La regla que yo aprendí de pequeño era muy simple: *Cualquier/Cualquiera* para el singular, *Cualesquiera* para el plural.

En tu frase, lo correcto sería: "*Cualesquiera otros equipos*". Pero la verdad sea dicha que esta forma la usan muy pocos y para algunos es síntoma de hiper-corrección.

Saludos,

Camilo


----------



## Hiro Sasaki

Aeromoza ( o azafata ) en ingles es "stewardess ", "air hostess "  o
"flight attendant "  o "purser " ? 


saludos y gracias de antemano

Hiro Sasaki


----------



## Andor

Hiro Sasaki said:


> _...y asegurar las meses _
> _( Creo que son "mesas ). _



En efecto, mesas, me equivoqué 




Hiro Sasaki said:


> _...aparatos de radio, 'pagers'  ( Que son "pagers " ? Como se pronuncia ? )_



Es una palabra en inglés. El texto que te escribí es de una aerolinea latinoamericana, donde se usan más términos en inglés...

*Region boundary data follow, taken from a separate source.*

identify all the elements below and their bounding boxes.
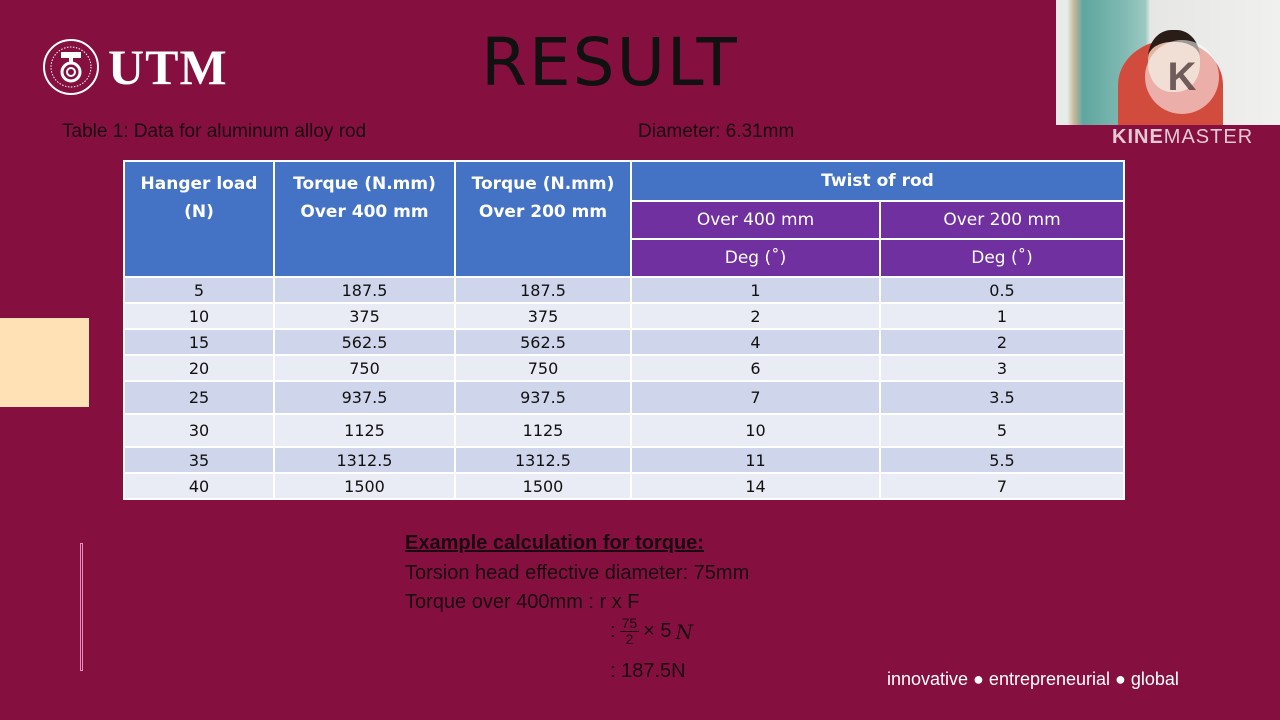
table-row: 5 187.5 187.5 1 0.5: [123, 276, 1125, 304]
cell-twist-400: 11: [630, 446, 881, 474]
slide-title: RESULT: [481, 24, 739, 101]
calculation-line-formula: Torque over 400mm : r x F: [405, 591, 640, 613]
cell-torque-200: 375: [454, 302, 632, 330]
table-row: 10 375 375 2 1: [123, 302, 1125, 330]
table-row: 20 750 750 6 3: [123, 354, 1125, 382]
header-twist-of-rod: Twist of rod: [630, 160, 1125, 202]
fraction: 75 2: [619, 615, 640, 647]
cell-torque-400: 1500: [273, 472, 456, 500]
table-row: 35 1312.5 1312.5 11 5.5: [123, 446, 1125, 474]
header-hanger-load: Hanger load (N): [123, 160, 275, 278]
cell-torque-200: 187.5: [454, 276, 632, 304]
header-torque-200: Torque (N.mm) Over 200 mm: [454, 160, 632, 278]
logo-text: UTM: [108, 39, 228, 95]
cell-torque-200: 937.5: [454, 380, 632, 415]
cell-load: 10: [123, 302, 275, 330]
calculation-result: : 187.5N: [610, 660, 686, 682]
webcam-overlay: K: [1056, 0, 1280, 125]
cell-load: 35: [123, 446, 275, 474]
calculation-title: Example calculation for torque:: [405, 532, 704, 554]
cell-twist-200: 7: [879, 472, 1125, 500]
cell-twist-400: 10: [630, 413, 881, 448]
table-row: 15 562.5 562.5 4 2: [123, 328, 1125, 356]
utm-logo: UTM: [42, 38, 228, 96]
example-calculation: Example calculation for torque: Torsion …: [405, 532, 750, 682]
cell-torque-400: 1312.5: [273, 446, 456, 474]
cell-torque-200: 1312.5: [454, 446, 632, 474]
header-twist-400: Over 400 mm: [630, 200, 881, 240]
cell-torque-200: 1500: [454, 472, 632, 500]
cell-twist-400: 7: [630, 380, 881, 415]
cell-load: 15: [123, 328, 275, 356]
cell-twist-200: 5: [879, 413, 1125, 448]
kinemaster-logo-icon: K: [1145, 40, 1219, 114]
footer-tagline: innovative ● entrepreneurial ● global: [887, 669, 1179, 689]
cell-twist-200: 0.5: [879, 276, 1125, 304]
cell-twist-200: 3.5: [879, 380, 1125, 415]
cell-torque-200: 562.5: [454, 328, 632, 356]
cell-torque-400: 562.5: [273, 328, 456, 356]
cell-load: 30: [123, 413, 275, 448]
header-deg-200: Deg (˚): [879, 238, 1125, 278]
decorative-beige-box: [0, 318, 89, 407]
cell-twist-400: 2: [630, 302, 881, 330]
results-table: Hanger load (N) Torque (N.mm) Over 400 mm …: [123, 160, 1125, 500]
cell-load: 5: [123, 276, 275, 304]
kinemaster-watermark: KINEMASTER: [1112, 126, 1254, 148]
cell-twist-400: 4: [630, 328, 881, 356]
cell-load: 25: [123, 380, 275, 415]
cell-twist-400: 1: [630, 276, 881, 304]
cell-twist-400: 14: [630, 472, 881, 500]
cell-twist-200: 5.5: [879, 446, 1125, 474]
cell-torque-400: 937.5: [273, 380, 456, 415]
header-twist-200: Over 200 mm: [879, 200, 1125, 240]
cell-torque-400: 375: [273, 302, 456, 330]
calculation-line-diameter: Torsion head effective diameter: 75mm: [405, 562, 750, 584]
header-deg-400: Deg (˚): [630, 238, 881, 278]
table-caption: Table 1: Data for aluminum alloy rod: [62, 121, 367, 142]
table-row: 40 1500 1500 14 7: [123, 472, 1125, 500]
cell-torque-200: 750: [454, 354, 632, 382]
utm-emblem-icon: [43, 39, 99, 95]
cell-twist-200: 2: [879, 328, 1125, 356]
diameter-label: Diameter: 6.31mm: [638, 121, 795, 142]
cell-load: 20: [123, 354, 275, 382]
header-torque-400: Torque (N.mm) Over 400 mm: [273, 160, 456, 278]
table-row: 25 937.5 937.5 7 3.5: [123, 380, 1125, 415]
cell-twist-200: 3: [879, 354, 1125, 382]
cell-twist-400: 6: [630, 354, 881, 382]
decorative-vertical-line: [80, 543, 83, 671]
cell-torque-400: 1125: [273, 413, 456, 448]
cell-load: 40: [123, 472, 275, 500]
table-row: 30 1125 1125 10 5: [123, 413, 1125, 448]
cell-twist-200: 1: [879, 302, 1125, 330]
cell-torque-200: 1125: [454, 413, 632, 448]
cell-torque-400: 187.5: [273, 276, 456, 304]
cell-torque-400: 750: [273, 354, 456, 382]
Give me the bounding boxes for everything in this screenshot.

Un 'pager', que popularmente se llama 'busca' en España, es ese pequeño aparato al que le llegan mensajes de texto, que es muy usado por los médicos para recibir alertas...

Como este:
http://www.oeconnection.com/images/pager.jpg


----------



## onomatopeya

Camilo1964 said:


> Hola Hiro:
> 
> La regla que yo aprendí de pequeño era muy simple: *Cualquier/Cualquiera* para el singular, *Cualesquiera* para el plural.




por muy correcto que sea, a mi tambien me parece fatal decir "cualesquiera".
Como dice micafe, a mi tambien me suena como de clase muy baja.
Siempre uso "cualquier/cualquiera."

En todo caso, es bastante raro el asunto....


----------



## alexacohen

Hola Hiro:
Ninguna aerolínea dice exactamente lo mismo en sus mensajes a bordo. "Purser" en español es "sobrecargo" (tanto si es un hombre como si es una mujer). 
But, as for the messages on board, Qantas have always had a more relaxed approach. Here's a couple of examples:
"In the event of a sudden loss of cabin pressure, masks will descend from the ceiling. Stop screaming, grab the mask, and pull it over your face".
"As you exit the plane, make sure to gather all of your belongings. Anything left behind will be distributed evenly among the flight attendants. Please do not leave children or spouses".
"Please be sure to take all your belongings. If you are going to leave anything, please make sure it's something we'd like to have".
"There may be 50 ways lo leave your lover, but there are only 4 ways lo leave the aircraft".
Alexa


----------



## Andor

Jajajajajajaja!!!

Grandísimo


----------



## pejeman

Andor said:


> Sí que se oye la palabra 'comandante' cuando las asistentas de vuelo (azafatas) le dan la palabra para anunciar los dettales del vuelo:
> 
> Ejemplo:
> 
> "_Les habla el comandante García. Procederemos a despegar en aproximadamente 35 minutos con destino a París. Volaremos a 10.000 pies de altura con una velocidad punta de 780 kilómetros por hora. Les deseamos un buen vuelo_"
> 
> Puedes encontrar grabaciones en audio de locuciones de aeropuertos o aviones en diferentes páginas de aficionados a la aeronáutica. Sin ir más lejos, buscando en google por "audio aeronautico" podrás encontrar en el primer puesto una web con mp3 gratuitos con locuciones de líneas argentinas.
> 
> Un saludo, espero que te haya servido de ayuda.


 
Falta entre otras cosas, indicar altura sobre qué. En México los comandantes nos dan el dato en metros sobre el nivel medio del mar.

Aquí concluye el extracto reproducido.